Se battre pour l’écologie, en voulant un monde durable, va alors de pair avec un monde où, justice climatique, sociale et économique sont des engagements inséparables.
Dans un monde devenu urbain, cela demande aussi de traduire cette volonté à l’échelle de chaque ville, de chaque métropole, de chaque territoire, pour lui donner corps dans l’action concrète aujourd’hui, demain et la projeter avec cohérence et créativité dans le futur.
Décidément, l’écologie, embrassée comme démarche de protection de l’environnement, ne suffit pas. Il est nécessaire de lui adjoindre deux autres éléments clés, eux aussi indissociables. La mésologie, la science des milieux, pose le rôle de l’humain au centre.

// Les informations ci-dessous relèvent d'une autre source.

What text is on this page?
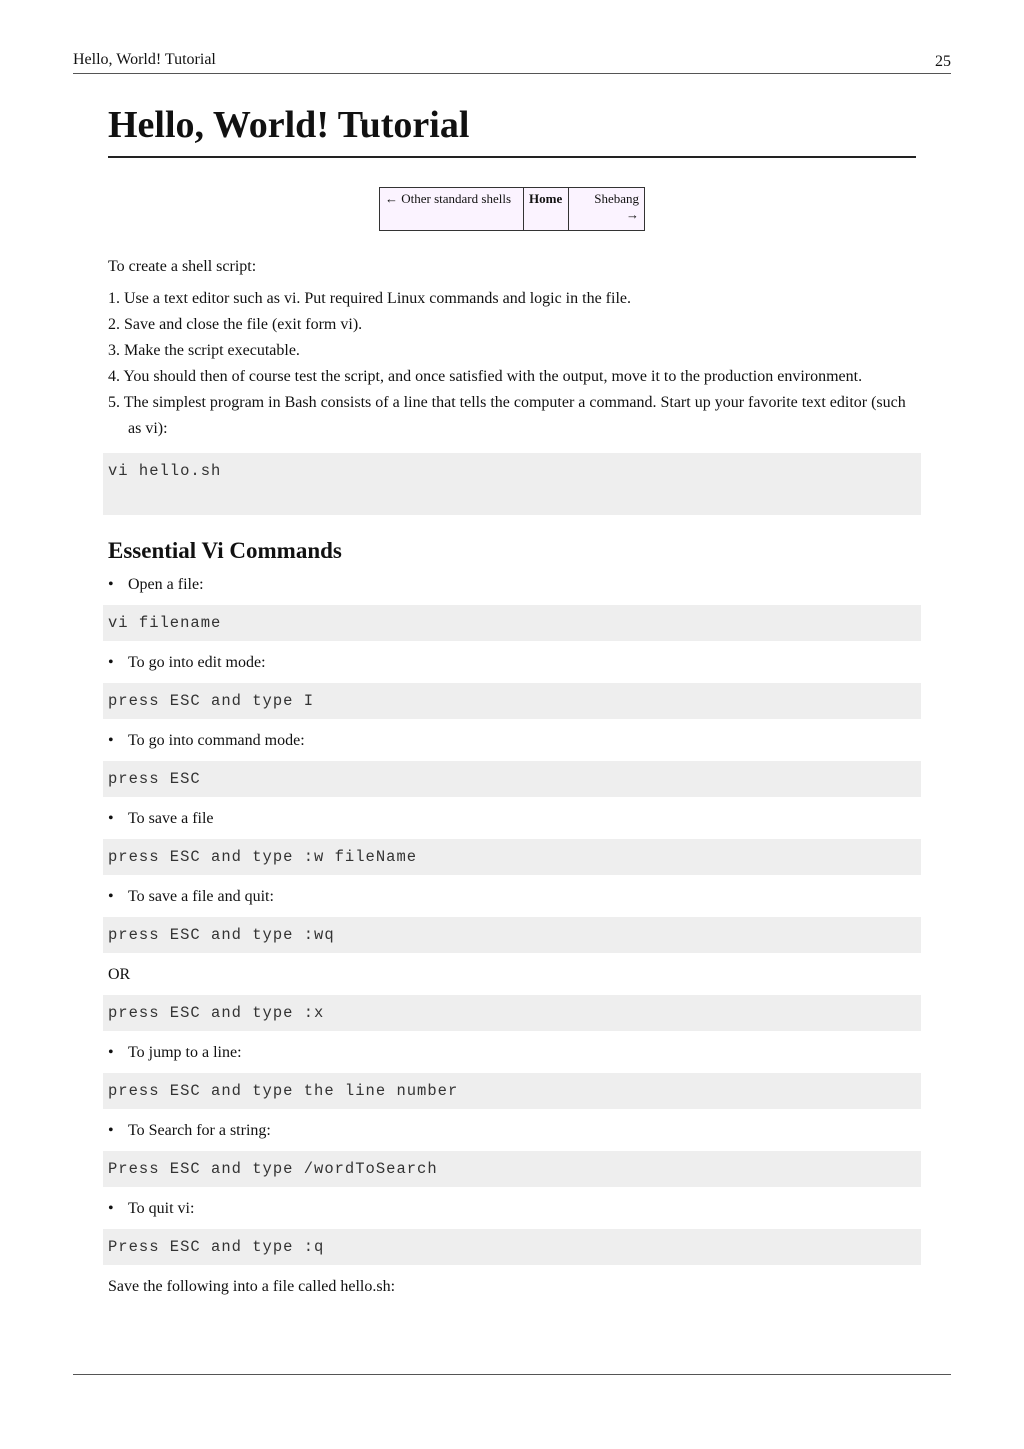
Hello, World! Tutorial	25
Hello, World! Tutorial
← Other standard shells	Home	Shebang
→

To create a shell script:

1. Use a text editor such as vi. Put required Linux commands and logic in the file.
2. Save and close the file (exit form vi).
3. Make the script executable.
4. You should then of course test the script, and once satisfied with the output, move it to the production environment.
5. The simplest program in Bash consists of a line that tells the computer a command. Start up your favorite text editor (such as vi):
vi hello.sh
Essential Vi Commands
• Open a file:
vi filename
• To go into edit mode:
press ESC and type I
• To go into command mode:
press ESC
• To save a file
press ESC and type :w fileName
• To save a file and quit:
press ESC and type :wq
OR
press ESC and type :x
• To jump to a line:
press ESC and type the line number
• To Search for a string:
Press ESC and type /wordToSearch
• To quit vi:
Press ESC and type :q

Save the following into a file called hello.sh:
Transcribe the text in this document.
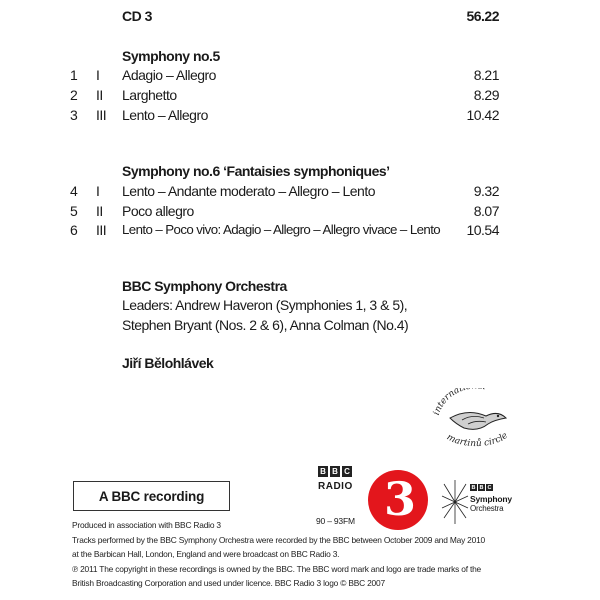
CD 3	56.22
Symphony no.5
1 I Adagio – Allegro	8.21
2 II Larghetto	8.29
3 III Lento – Allegro	10.42
Symphony no.6 ‘Fantaisies symphoniques’
4 I Lento – Andante moderato – Allegro – Lento	9.32
5 II Poco allegro	8.07
6 III Lento – Poco vivo: Adagio – Allegro – Allegro vivace – Lento 10.54
BBC Symphony Orchestra
Leaders: Andrew Haveron (Symphonies 1, 3 & 5),
Stephen Bryant (Nos. 2 & 6), Anna Colman (No.4)
Jiří Bělohlávek
internat
martinů circle
A BBC recording
B B C
RADIO
90 – 93FM 3	B B C
Symphony
Orchestra
Produced in association with BBC Radio 3
Tracks performed by the BBC Symphony Orchestra were recorded by the BBC between October 2009 and May 2010
at the Barbican Hall, London, England and were broadcast on BBC Radio 3.
℗ 2011 The copyright in these recordings is owned by the BBC. The BBC word mark and logo are trade marks of the
British Broadcasting Corporation and used under licence. BBC Radio 3 logo © BBC 2007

Étudiée et présentée dans son magnifique texte « L’Écoumène », le grand géographe français Augustin Berque nous rappelle, avec cette phrase mise en exergue de Jean-Marc Besse, « entre moi et moi, la terre », la portée de l’Homme dans chacun de ses actes sur la nature et la biodiversité. Il met en lumière le rôle d’une géographie du milieu qui relie l’Humain à la nature comme un tout, indissociable et inséparable. Il ne s’agit pas uniquement de notre « environnement », mais aussi de notre manière de vivre et d’être en relation avec toutes les espèces vivantes et matières non vivantes qui constituent la nature et dont nous faisons partie. Les Sciences de l’Environnement, avec l’Écologie et les Sciences des Milieux, et la Mésologie, ne suffisent pas non plus. Quelle est notre perception du monde ? Comment agissons-nous face aux changements, aux défis, aux besoins de changer de paradigme ?
Pourquoi, face à l’urgence climatique, les SUV, les voitures les plus polluantes sont-elles les plus vendues, devenant la première source de pollution, quand elles sont inutiles en ville ?
Voici donc cette troisième composante, l’éthologie, la science du comportement.
Comment être, par notre prise de conscience, un acteur du changement, ou alors par notre inconscience, un facteur d’immobilisme, de blocage, de régression ?
Edgar Morin, parlant de la « Terre, Patrie » en 1993, nous décrit un monde interdépendant dans lequel chacun de nous est acteur des changements qui touchent toutes les sphères, non seulement de la connaissance, mais également de notre agir quotidien : « Au moment où les sociétés éparses sur le globe sont devenues interdépendantes, la prise de conscience de la communauté de destin terrestre doit être l’événement clé de la fin du millénaire. Nous sommes solidaires dans et de cette planète ».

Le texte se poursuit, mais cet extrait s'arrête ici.